A : Vous avez un public propre ?

M : On est toujours en première partie d’autres groupes, mais on sait que dans les salles, il y a des gens qui viennent uniquement pour nous. Mais bon, on n’est rien, on ne fait pas déplacer des foules. L’important c’est qu’il y ait une foule ; après, on s’occupe du reste.

A : 20 Syl fait partie d’Hocus Pocus, groupe composé d’instrumentistes. Ça te plairait ce genre d’expérience ?

M : J’en ai déjà fait des scènes avec des musiciens, et c’est quelque chose que j’adore. Mais gérer ça en plus du groupe, je n’y arriverais pas. Donc, à l’occasion ou si quelqu’un s’en occupe, mais dans l’immédiat, non.

A : Quelle relation avec Dub Incorporation, dont fait partie Bouchkour, qui apparaît sur ‘On rêve tous’ ?

M : J’adore ce qu’ils font musicalement. Je suis extrêmement ouvert aux autres musiques. On se connaît parce qu’on est artistes stéphanois et qu’on se croisait souvent. Humainement, Bouchkour, c’est quelqu’un d’excellent.

A : Tu aimerais avoir des interventions autres que rappées dans l’album ? 

M : Oui. Pas forcément ragga, mais plutôt reggae dancehall. Ou avec un chanteur cubain. Et je vais encore travailler avec Bouchkour, parce qu’on s’est rendu compte que la combinaison de nos deux voix se faisait très bien. On va multiplier les featurings sur nos projets respectifs.

A : Même R’n’B ?

M : Non. J’aime beaucoup le chant. Du bon gospel, ça peut intervenir sur un titre. Mais le r’n’b-lova-lova, non.

A : ‘Destinée’ [premier morceau de Booba contenant un refrain r’n’b, ndr], c’est le signe que le formatage est obligatoire ?

M : Non. Il a vu plus gros que son ventre, c’est tout. Avec ce qu’ils ont vendu pour « Mauvais oeil » en indépendant, il pouvait largement bouffer. Parce qu’en indépendant, tu touches quatre fois plus qu’en major. Mais il est plus gourmand, il veut toucher ce public d’amateur et de gamin qui lui ramènera plus d’argent. Il ne veut pas vivre du rap, il veut plus que ça. Ça ne m’attire pas. Je ne cherche pas à vivre au-dessus de mes besoins.

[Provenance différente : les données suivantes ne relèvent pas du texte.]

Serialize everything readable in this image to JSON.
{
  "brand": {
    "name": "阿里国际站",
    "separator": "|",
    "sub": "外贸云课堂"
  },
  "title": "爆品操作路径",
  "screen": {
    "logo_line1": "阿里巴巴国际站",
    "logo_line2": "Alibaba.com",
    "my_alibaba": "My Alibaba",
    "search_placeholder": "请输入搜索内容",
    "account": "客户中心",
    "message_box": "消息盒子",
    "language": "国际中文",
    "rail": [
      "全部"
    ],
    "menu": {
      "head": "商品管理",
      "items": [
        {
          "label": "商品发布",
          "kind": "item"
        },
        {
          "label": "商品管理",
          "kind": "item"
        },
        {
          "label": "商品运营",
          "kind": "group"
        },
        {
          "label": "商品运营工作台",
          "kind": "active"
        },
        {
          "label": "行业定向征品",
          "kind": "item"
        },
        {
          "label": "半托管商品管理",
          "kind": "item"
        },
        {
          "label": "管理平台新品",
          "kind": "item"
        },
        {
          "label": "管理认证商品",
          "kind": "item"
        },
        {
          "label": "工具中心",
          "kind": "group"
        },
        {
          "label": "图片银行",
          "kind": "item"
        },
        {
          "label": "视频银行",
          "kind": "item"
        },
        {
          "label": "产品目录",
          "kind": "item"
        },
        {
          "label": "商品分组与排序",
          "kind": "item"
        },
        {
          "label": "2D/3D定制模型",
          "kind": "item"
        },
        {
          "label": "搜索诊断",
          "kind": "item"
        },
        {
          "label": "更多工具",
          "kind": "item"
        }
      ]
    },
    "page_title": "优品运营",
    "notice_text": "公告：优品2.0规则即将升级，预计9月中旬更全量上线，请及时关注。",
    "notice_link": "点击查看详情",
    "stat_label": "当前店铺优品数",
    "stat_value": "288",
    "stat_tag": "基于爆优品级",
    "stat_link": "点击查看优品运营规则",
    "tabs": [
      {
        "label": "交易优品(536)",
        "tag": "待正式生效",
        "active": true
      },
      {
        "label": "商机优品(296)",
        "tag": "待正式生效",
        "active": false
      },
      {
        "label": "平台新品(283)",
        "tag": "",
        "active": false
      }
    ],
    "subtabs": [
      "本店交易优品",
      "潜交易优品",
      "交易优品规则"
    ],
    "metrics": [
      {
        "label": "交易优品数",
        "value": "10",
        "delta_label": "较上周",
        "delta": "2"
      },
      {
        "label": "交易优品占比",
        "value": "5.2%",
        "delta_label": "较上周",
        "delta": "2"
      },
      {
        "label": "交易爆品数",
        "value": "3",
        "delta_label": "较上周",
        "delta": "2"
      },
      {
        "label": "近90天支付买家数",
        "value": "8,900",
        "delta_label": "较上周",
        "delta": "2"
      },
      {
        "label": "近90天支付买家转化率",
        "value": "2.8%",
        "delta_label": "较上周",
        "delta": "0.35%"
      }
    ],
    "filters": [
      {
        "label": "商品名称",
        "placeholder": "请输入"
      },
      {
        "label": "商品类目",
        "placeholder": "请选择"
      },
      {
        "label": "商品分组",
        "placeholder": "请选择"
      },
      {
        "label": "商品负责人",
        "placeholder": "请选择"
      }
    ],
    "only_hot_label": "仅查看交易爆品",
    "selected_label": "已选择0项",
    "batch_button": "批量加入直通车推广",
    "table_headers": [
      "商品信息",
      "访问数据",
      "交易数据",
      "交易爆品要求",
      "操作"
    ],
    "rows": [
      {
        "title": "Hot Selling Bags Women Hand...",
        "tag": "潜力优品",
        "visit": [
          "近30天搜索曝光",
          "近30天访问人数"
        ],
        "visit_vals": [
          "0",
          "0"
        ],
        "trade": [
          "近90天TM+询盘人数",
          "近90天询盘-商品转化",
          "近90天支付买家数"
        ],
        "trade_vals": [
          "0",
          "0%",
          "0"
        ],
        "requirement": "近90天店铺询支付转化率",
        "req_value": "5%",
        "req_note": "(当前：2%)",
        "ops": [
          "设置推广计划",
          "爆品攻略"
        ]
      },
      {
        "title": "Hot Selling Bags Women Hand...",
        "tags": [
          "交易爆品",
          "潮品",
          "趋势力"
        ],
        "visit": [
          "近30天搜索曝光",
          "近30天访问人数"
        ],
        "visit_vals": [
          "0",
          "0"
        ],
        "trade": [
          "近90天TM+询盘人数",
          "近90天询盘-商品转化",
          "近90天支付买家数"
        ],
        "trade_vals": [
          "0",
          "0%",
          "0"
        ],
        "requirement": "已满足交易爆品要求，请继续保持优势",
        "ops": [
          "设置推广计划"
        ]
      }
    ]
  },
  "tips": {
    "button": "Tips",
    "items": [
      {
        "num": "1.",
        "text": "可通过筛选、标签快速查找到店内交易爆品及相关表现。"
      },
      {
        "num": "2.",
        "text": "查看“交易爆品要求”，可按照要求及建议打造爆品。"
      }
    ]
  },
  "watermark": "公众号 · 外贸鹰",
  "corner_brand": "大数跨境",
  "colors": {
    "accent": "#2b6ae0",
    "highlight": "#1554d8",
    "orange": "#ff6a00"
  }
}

A : C’est une volonté pour vous de vivre du rap ?

M : Oui. Il est possible de vivre décemment du rap, en touchant la même paye que si j’étais sur mon chantier. Je parle pas de m’acheter des belles caisses et de belles villas, je parle de vivre du rap. J’espère vivre du rap, parce que je veux pas faire mon boulot pendant quarante ans. Tant que j’en aurais la force, je continuerais à faire comme aujourd’hui. Si on reste là un moment, on finira par être les anciens. Alors si les anciens n’arrivent pas à bouffer, ça crains [rire].

A : Sauf que les anciens – Assassin, NTM, Sages Po’, etc. -, ils ont tous bifurqué à la fin…

M : On ne peut pas critiquer les anciens si on n’a pas la même longueur de parcours. C’est facile de critique aujourd’hui, mais quand ça fera vingt ans que je rapperais, peut-être que moi aussi je changerai… Peut-être que c’est nous qui n’avons rien compris. Bon, je dis bien « peut-être ». Mais ils ont tous changé sans exception. Est-ce que c’est le temps qui fait ça ? On est mal placé pour parler, ça fait pas longtemps qu’on est là. Donc, j’émets des réserves par rapport à mes critiques.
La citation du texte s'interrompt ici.